As part of Compassion's ministry, Tayebwa participates in church activities and Bible class. He is also in primary school where his performance is average. Soccer, singing and art are his favorite activities.
Your love and support will help Tayebwa to receive the assistance he needs to develop his potential. Please pray for him.
Tayebwa lives in the hillside community of Buranga, home to approximately 28,200 residents. Typical houses are constructed of dirt floors, clay walls and corrugated tin roofs. The primary ethnic group is Bakiga and the most commonly spoken language is Rukiga.
The regional diet consists of maize, beans, sorghum (grain), potatoes, vegetables and sweet potatoes. Common health problems in this area include malaria, fevers and HIV/AIDS. Most adults in Buranga work as subsistence farmers and earn the equivalent of $12 per month. This community needs scholastic materials, qualified teachers, income-generating activities, libraries and hospitals.
Your sponsorship allows the staff of Buranga Child Development Center to provide Tayebwa with Bible teaching, nutritious food, games and sports, health screenings, community service opportunities, AIDS awareness education, leadership training programs, social clubs and vocational training. The center staff will also provide meetings, health education and Sunday services for the parents or guardians of Tayebwa.
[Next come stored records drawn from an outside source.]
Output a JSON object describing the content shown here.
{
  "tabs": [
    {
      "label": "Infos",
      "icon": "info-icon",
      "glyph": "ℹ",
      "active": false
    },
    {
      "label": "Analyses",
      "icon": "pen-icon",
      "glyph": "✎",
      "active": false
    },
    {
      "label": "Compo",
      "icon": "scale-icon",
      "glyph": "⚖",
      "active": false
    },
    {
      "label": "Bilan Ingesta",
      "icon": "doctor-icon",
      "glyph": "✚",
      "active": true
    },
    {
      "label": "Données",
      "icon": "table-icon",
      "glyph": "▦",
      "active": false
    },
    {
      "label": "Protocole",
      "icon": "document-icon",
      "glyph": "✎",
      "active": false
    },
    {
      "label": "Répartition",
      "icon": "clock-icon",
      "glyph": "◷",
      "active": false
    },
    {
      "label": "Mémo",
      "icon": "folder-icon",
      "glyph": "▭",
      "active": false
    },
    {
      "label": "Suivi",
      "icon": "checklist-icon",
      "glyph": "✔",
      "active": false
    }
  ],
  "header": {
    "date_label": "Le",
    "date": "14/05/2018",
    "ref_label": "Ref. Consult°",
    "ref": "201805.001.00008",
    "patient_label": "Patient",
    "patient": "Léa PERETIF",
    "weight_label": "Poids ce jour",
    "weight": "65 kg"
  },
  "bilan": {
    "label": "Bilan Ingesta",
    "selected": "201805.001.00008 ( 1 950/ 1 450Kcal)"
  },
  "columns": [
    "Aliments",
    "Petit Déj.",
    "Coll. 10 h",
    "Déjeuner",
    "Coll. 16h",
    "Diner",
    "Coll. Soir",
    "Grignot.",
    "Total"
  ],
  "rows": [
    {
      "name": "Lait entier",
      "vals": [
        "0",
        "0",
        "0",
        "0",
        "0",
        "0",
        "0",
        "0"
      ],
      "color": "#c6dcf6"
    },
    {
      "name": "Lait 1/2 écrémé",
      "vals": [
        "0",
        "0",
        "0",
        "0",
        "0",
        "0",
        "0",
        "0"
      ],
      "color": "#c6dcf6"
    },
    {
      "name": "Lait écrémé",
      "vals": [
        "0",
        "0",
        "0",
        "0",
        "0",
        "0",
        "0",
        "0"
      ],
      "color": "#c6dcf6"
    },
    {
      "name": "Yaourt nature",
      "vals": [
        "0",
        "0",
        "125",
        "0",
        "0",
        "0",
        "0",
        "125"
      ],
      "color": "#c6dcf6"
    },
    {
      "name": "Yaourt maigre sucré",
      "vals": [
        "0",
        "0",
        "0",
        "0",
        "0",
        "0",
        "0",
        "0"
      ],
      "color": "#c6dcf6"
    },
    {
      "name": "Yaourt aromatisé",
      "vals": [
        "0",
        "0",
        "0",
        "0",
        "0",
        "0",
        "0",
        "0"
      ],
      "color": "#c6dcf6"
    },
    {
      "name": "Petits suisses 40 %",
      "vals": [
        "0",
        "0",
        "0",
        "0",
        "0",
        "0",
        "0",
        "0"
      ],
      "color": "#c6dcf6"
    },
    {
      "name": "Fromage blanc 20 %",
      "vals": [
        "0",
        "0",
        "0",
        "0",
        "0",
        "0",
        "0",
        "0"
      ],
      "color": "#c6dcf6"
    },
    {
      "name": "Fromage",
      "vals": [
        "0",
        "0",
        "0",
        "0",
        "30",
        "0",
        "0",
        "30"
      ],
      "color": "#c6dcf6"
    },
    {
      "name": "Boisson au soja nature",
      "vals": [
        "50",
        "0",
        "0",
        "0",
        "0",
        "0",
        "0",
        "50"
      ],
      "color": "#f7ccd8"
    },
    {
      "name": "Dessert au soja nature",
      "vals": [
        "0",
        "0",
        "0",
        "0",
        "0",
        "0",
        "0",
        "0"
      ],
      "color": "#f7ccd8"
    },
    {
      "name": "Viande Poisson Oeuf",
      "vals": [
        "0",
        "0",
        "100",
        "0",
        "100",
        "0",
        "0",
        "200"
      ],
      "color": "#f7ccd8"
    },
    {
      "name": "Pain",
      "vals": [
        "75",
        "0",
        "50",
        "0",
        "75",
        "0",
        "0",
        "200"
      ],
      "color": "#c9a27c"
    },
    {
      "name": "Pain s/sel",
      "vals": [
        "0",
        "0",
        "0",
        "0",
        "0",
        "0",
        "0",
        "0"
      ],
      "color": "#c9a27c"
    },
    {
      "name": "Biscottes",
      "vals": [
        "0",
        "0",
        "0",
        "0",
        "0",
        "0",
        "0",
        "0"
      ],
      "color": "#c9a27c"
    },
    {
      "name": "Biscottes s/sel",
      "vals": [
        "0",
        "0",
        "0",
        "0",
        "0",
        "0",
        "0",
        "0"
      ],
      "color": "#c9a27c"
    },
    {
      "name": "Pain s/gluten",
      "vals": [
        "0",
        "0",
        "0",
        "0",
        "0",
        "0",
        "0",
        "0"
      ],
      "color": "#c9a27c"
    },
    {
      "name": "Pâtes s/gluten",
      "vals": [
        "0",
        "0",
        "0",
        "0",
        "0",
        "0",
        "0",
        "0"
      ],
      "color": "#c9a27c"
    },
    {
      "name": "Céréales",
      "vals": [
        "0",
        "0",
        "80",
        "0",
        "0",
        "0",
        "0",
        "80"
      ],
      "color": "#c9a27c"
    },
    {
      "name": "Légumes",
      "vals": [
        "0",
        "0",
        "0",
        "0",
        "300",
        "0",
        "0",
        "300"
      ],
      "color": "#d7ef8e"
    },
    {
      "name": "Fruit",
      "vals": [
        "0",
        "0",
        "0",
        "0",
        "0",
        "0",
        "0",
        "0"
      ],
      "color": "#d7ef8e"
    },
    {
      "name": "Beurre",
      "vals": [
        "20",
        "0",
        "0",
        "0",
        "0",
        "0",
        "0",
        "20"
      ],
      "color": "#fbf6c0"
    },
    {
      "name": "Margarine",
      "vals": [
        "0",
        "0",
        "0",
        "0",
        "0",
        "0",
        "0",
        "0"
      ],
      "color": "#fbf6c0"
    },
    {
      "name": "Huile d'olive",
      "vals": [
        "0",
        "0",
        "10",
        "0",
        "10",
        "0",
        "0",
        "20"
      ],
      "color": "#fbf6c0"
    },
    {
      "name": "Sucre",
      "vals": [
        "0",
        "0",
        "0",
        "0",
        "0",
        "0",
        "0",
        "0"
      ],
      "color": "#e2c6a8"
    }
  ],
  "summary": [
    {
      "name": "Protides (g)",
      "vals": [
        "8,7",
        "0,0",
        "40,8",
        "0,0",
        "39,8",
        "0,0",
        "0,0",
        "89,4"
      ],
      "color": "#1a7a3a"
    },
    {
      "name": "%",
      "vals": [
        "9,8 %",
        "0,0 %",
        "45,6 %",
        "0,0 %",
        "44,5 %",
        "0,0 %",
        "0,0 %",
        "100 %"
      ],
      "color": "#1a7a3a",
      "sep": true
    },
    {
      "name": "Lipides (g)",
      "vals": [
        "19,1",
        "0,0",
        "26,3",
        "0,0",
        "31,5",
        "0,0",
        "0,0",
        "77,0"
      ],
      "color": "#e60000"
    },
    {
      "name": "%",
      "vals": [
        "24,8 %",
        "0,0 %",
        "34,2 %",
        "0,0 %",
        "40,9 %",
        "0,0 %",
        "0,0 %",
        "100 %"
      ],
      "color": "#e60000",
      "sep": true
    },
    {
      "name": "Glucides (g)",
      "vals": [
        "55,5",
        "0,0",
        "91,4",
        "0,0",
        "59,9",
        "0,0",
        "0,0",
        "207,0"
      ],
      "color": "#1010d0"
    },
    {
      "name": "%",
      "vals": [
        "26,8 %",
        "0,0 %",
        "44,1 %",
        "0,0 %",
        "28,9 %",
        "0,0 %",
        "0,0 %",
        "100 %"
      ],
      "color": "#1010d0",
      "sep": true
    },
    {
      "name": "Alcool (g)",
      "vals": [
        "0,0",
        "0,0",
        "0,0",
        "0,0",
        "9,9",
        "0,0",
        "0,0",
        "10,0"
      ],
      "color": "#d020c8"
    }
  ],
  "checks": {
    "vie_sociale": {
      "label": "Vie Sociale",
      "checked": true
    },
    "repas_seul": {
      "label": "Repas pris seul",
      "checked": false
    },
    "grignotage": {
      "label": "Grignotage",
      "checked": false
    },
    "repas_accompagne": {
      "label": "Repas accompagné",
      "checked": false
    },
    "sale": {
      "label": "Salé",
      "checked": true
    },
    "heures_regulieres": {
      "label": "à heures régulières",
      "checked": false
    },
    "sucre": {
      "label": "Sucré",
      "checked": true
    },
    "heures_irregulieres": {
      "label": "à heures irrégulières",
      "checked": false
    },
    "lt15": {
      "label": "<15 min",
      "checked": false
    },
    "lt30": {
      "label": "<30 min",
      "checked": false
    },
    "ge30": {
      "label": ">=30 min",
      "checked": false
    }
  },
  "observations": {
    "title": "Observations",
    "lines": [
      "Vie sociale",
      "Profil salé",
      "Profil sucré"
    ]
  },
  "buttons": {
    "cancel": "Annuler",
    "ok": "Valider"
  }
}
Straddling the equator, Uganda has a diverse terrain with plains, forests, lakes, swamps and mountains. Much of the south is forested and most of the north is grassland. The country's high altitude moderates the tropical climate. The population is largely rural; its density is highest in the south.
Uganda is made up of a hodgepodge of African natives where no one ethnic group dominates. Forty-two percent of Ugandans are Protestant, almost another forty-two percent are Catholic, and about twelve percent are Muslim. English is the official language and other languages, such as Luganda, are used for small-scale commerce. Sub-Saharan Africa, where Uganda lies, bears the heaviest burden of the AIDS epidemic. In this region approximately 22 million children and adults are living with HIV/AIDS; approximately 940,000 of these are Ugandan.
By the fifteenth century, the Buganda kingdom ruled much of what is now central Uganda. European explorers entered the area in 1862. Following civil war, a British protectorate took control in 1896. Independence movements of the 1950s came to fruition in 1962 when Uganda was granted self-rule. In 1971, army commander Idi Amin took control through a coup, looting the country and killing an estimated 300,000 during an eight-year reign of terror. An invasion by the Tanzanian army in 1979 overthrew Amin and the country went through a period of instability where governments arose and were overthrown. In 1986, Yoweri Museveni and his National Resistance Army took over the leadership after a brief war; he is the current leader. Since then, Uganda's economy has strengthened and the government has remained stable but the 1990s have seen a rise in insurgency in the north.